14.2 Gestion des biens immobiliers : Possibilité d'amélioration

  • Certains éléments d'un cadre de gestion des biens immobiliers ont été mis en œuvre.
  • Les structures de gouvernance, les processus d'approbation et les limites d'autorisation sont consignés et diffusés.
  • Des politiques opérationnelles internes n'ont pas été mises en œuvre ou leur portée est restreinte.
  • Des systèmes d'information sont en place, mais les renseignements sur les biens immobiliers qui y sont consignés ne sont pas fiables ou intégrés aux autres systèmes.
  • La certification de l'information consignée dans le RSCF n'a pas été reçue et acceptée.
  • Tous les indicateurs du rendement des biens immobiliers sont surveillés et font l'objet d'une évaluation continue.
  • La gestion des sites contaminés est conforme aux politiques et aux lignes directrices des programmes.

14.3 Gestion du matériel : Acceptable

  • Tous les éléments d'un cadre de gestion des biens matériels sont mis en œuvre.
  • Les structures de gouvernance, les processus d'approbation et les limites d'autorisation sont consignés et diffusés.
  • Les politiques internes sont exhaustives, consignées et diffusées.
  • L'organisation dispose de systèmes d'information fiables et intégrés.
  • Certains indicateurs du rendement des biens matériels font l'objet d'une surveillance.
  • L'expérience et les pratiques exemplaires sont communiquées à l'interne et à l'échelle du gouvernement.

14.2 Gestion des biens immobiliers : la certification de l'information versée dans le RBIF a été acceptée sous condition.

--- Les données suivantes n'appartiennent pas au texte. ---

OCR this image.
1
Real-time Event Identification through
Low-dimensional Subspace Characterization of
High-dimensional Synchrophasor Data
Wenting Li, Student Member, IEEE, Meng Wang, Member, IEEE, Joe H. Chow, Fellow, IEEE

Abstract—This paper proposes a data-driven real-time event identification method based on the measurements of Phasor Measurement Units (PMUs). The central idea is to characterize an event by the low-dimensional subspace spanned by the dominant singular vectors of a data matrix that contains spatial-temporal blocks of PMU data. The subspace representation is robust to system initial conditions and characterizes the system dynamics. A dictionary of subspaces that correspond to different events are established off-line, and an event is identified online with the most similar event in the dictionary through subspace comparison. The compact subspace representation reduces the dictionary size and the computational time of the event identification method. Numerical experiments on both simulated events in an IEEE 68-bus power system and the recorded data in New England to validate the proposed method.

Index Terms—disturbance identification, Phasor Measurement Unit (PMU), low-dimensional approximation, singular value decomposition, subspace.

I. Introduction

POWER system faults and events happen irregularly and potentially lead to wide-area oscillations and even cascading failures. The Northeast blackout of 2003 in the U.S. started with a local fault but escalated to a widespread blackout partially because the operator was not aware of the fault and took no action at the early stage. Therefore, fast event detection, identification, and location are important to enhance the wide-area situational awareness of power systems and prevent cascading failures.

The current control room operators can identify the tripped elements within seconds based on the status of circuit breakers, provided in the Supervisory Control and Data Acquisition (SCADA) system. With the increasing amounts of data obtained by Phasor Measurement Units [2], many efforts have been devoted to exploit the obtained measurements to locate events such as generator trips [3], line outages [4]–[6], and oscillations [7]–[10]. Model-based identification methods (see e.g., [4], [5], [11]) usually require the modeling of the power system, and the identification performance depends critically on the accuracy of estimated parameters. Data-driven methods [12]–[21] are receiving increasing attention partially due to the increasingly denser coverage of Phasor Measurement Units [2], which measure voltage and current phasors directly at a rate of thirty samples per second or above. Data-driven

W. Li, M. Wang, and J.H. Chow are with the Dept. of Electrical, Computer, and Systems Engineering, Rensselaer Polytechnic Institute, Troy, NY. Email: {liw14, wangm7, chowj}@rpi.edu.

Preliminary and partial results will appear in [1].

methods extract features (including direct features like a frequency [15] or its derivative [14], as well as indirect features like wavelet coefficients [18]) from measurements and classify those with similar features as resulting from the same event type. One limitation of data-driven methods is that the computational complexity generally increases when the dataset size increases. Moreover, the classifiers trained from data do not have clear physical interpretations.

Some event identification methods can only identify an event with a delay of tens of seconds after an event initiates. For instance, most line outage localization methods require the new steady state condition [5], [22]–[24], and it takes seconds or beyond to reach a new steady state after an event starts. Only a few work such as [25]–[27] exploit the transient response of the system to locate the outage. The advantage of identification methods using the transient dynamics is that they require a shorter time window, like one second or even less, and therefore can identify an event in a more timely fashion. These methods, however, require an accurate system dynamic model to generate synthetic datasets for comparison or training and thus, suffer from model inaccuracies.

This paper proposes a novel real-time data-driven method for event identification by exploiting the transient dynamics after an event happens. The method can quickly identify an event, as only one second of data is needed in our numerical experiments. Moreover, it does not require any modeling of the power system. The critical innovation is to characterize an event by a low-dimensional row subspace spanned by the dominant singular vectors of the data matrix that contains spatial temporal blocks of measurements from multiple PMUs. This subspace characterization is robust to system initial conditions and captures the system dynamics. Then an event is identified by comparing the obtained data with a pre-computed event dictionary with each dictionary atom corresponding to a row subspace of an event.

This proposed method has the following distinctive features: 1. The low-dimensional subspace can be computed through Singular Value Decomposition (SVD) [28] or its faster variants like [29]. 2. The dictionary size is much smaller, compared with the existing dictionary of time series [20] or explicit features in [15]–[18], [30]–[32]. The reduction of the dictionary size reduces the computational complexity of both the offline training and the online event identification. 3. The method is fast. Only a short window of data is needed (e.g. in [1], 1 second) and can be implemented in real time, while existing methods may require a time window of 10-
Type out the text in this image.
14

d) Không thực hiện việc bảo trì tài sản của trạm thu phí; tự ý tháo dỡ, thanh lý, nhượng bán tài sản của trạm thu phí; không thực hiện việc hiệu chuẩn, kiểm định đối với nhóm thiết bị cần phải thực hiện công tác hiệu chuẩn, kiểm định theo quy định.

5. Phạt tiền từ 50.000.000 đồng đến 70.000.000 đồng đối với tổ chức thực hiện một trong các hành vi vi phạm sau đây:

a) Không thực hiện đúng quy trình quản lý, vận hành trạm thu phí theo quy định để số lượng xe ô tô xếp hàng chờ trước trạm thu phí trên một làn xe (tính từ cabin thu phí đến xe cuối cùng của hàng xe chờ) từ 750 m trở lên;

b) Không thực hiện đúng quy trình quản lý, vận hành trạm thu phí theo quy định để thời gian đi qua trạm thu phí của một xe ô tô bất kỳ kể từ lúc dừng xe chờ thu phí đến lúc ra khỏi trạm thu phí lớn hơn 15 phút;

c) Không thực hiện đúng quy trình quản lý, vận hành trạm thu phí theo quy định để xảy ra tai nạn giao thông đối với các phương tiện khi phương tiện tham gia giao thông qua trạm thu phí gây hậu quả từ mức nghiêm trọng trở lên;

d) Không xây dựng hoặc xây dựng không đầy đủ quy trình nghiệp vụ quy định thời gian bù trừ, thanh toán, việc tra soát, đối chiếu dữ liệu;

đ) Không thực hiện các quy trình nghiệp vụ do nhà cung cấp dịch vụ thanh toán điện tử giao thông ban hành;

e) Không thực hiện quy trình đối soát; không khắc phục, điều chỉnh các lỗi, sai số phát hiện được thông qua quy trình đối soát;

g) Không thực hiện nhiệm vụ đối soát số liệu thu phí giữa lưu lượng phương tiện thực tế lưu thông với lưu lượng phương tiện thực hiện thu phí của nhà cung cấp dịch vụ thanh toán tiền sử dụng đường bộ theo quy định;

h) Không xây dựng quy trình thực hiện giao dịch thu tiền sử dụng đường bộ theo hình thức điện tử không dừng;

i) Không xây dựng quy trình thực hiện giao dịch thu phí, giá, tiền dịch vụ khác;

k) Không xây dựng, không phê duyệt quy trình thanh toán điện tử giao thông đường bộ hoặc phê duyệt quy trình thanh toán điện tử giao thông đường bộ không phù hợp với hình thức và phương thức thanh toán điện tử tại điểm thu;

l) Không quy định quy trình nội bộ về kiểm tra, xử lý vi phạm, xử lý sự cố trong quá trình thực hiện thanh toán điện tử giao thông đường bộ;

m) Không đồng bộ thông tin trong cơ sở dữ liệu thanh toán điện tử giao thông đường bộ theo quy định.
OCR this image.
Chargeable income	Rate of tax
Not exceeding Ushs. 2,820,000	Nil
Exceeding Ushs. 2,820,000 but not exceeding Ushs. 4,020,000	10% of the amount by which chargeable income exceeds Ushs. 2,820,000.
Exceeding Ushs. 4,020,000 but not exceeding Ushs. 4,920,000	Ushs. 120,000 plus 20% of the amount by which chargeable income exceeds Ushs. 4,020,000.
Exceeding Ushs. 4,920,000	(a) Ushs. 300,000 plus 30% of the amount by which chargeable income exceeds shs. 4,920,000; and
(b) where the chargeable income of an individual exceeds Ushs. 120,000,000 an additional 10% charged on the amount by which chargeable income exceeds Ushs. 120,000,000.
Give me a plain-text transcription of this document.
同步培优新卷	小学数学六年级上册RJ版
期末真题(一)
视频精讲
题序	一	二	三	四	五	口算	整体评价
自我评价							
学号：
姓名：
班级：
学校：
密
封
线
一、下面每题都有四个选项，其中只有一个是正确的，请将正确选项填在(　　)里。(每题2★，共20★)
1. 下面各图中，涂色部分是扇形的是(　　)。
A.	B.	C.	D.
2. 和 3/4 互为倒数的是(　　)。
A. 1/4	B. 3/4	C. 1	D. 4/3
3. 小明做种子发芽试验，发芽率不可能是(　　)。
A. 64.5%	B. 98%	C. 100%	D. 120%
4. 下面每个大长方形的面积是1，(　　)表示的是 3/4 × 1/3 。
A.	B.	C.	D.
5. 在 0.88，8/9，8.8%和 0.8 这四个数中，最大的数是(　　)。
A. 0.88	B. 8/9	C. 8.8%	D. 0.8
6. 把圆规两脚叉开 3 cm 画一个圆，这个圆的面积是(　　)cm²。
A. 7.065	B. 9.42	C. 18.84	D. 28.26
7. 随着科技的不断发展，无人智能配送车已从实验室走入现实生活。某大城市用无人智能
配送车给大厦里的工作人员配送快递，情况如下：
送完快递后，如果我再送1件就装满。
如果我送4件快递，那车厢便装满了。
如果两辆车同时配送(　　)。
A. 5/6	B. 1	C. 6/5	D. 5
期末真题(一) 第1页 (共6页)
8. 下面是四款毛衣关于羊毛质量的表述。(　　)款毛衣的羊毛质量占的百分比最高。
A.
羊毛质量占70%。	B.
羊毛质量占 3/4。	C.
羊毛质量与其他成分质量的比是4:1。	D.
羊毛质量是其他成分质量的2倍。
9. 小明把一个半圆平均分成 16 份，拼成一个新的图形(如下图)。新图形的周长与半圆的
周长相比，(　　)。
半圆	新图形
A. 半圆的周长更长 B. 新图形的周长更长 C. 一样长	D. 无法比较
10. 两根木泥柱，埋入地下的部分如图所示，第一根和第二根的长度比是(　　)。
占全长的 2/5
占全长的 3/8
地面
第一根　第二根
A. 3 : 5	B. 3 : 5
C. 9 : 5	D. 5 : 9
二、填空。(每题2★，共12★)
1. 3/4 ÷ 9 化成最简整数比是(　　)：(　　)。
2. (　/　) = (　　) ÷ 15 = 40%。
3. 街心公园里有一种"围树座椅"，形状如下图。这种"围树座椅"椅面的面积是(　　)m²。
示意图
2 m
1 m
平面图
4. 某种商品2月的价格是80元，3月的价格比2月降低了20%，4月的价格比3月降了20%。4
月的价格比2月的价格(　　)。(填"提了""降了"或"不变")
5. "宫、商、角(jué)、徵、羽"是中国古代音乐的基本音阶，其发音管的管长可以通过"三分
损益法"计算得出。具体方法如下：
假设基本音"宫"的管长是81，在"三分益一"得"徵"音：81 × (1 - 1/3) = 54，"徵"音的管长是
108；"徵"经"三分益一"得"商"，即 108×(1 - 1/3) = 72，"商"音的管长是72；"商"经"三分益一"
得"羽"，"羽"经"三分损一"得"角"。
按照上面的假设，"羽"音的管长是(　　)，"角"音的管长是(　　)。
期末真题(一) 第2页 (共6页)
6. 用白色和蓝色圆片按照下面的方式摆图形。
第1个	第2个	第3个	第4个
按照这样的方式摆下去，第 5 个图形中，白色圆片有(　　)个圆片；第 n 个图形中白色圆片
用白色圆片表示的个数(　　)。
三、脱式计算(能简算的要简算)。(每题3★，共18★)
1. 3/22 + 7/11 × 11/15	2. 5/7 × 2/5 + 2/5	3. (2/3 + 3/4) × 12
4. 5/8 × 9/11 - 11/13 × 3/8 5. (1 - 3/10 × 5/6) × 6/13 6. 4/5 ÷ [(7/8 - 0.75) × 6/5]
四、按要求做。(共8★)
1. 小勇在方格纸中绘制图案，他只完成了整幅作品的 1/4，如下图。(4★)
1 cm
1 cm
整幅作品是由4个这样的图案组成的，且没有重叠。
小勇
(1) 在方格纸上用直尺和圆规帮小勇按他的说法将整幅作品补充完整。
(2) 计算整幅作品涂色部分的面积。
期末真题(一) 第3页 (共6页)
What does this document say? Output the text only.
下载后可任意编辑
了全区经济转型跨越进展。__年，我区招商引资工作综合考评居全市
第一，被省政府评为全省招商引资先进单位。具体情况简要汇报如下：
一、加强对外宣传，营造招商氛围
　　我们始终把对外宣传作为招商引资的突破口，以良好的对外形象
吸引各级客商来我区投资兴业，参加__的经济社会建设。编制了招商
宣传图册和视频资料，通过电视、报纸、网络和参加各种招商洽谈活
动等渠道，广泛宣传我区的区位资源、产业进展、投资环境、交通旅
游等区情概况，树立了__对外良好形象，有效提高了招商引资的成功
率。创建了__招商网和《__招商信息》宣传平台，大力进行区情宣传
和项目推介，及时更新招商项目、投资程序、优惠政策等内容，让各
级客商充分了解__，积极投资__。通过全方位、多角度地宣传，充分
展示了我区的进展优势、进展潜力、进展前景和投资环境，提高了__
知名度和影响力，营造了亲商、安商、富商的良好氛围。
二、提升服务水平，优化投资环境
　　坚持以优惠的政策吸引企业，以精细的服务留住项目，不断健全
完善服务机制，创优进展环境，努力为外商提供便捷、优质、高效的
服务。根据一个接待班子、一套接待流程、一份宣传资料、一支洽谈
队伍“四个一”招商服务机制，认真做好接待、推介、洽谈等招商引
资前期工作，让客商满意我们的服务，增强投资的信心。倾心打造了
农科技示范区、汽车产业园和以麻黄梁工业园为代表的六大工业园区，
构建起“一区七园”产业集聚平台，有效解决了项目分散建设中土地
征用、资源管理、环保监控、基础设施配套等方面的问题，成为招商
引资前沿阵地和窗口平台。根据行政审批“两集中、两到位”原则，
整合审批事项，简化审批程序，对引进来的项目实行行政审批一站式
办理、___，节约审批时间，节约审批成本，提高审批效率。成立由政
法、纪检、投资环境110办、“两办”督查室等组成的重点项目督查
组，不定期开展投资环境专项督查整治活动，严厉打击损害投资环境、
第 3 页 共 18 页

  • Élaborer des politiques ministérielles relatives aux biens immobiliers, et veiller à ce qu'elles soient communiquées et mises en oeuvre.
  • Fournir de l'information complète et exacte au RBIF pour qu'elle puisse être certifiée d'ici le 31 décembre 2009.
  • Mettre au point un système d'information intégré pour les biens immobiliers.
Recommandations

Le Ministère a réalisé des progrès au chapitre de la détection des lacunes de son cadre de gestion des biens immobiliers, mais il doit améliorer et coordonner les systèmes d'information actuels qui ne sont pas adéquats pour appuyer les exigences en matière de programme.


 


Variation de la cote par rapport à l'an passé : Pas de changement depuis l’année précédente

15. Gestion efficace des projets

   


Acceptable

 
Points saillants Opportunités

15.1 Gouvernance et surveillance : Acceptable

  • Des analyses de rentabilisation appuient certaines propositions de projet, mais elles ne sont pas essentielles à tous les projets.
  • On observe que des mécanismes officiels de surveillance et de gouvernance de projet sont en place et que les projets approuvés sont habituellement liés aux priorités et aux plans stratégiques de l'organisme au moyen de directives établies à tous les niveaux. Les décisions concernant les mesures de correction et les approbations sont consignées.
  • Rien n'indique que l'organisme a dépassé les pouvoirs d'approbation de projet du Conseil du Trésor, ou qu'il a négligé d'en aviser le CT/SCT dans un tel cas.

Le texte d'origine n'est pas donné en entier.